去年發病時,醫生給我一瓶類固醇藥水,我才點了兩三次就好了,雖然那時候同時也使用GIG08,但是因為眼睛沒事了,我也就不再管它了。

可能是去年的病症來去匆匆,讓我誤以為虹彩炎就如同結膜炎一樣,點幾滴藥水就沒事了,誰曉得這次復發竟然拖了一個月才好。這段時間我點完三瓶醫生給的類固醇藥水,最後還加上散瞳劑,精油更是從頭抹到腳,卻是完全不見效果。更糟糕的是,我已答應Feyond老師要整理課堂筆記,偏偏眼睛不但畏光還視力模糊,心裡著急不堪卻又沒法子改善。

過年期間,寒流來襲,我裹著毛毯,瞇著眼睛繼續慢慢整理筆記,心中暗自哀嘆:「我怎麼一邊key著精油的各式妙方用法,卻無法解決自己眼前的病痛呢?真是諷刺啊。」

這時候我的老同學信方來電了。

她說好久沒打電話與我聊天,趁著過年休息,打個電話問我最近如何。
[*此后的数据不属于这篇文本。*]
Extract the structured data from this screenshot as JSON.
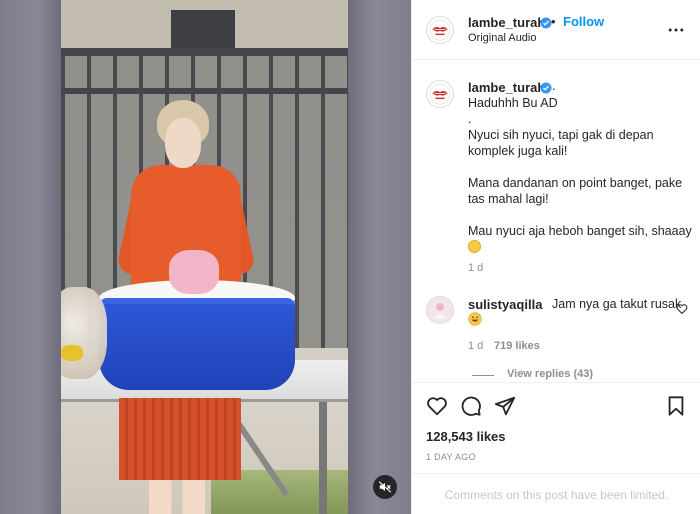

我和她哈拉幾句後,忍不住向她抱怨眼睛的事,信方笑著反問我:「最近是不是看甚麼事情極度看不順眼呢?」

信方是我研究所同學,是個自己創業開公司的「女強人」,但是她最擅長也最有興趣的,卻是「生命數字」、「塔羅牌」等等一般人視為荒誕怪談的事物。

我被她這句問話給愣住了。沒錯,從去年我第一次得虹彩炎的前幾個月開始,我在工作上就一直為了某件事而隱忍暗怒,這件明顯官商勾結,只圖利某些高層而不顧學生前途的事讓我完全無法接受,但是偏偏我卻得奉命執行。換算一下時間點,在自我情緒衝突最猛烈的時候,也幾乎是虹彩炎發作的時候。

我告訴信方這件事的始末,信方笑著說:「既然知道這可能是眼睛痛的起因,那就試著放下吧。」我笑笑地和她說再見,然後就掛上電話去睡覺。

隔天,我平心靜想這件事,卻想不出個所以然,只覺得如果眼睛痛是因為這緣故的話,那麼眼科醫生就該關門歇業了。

再隔一天,起床後,我隨手拿起床邊的書來看,看著看著,我突然驚訝發現,我的眼睛好了。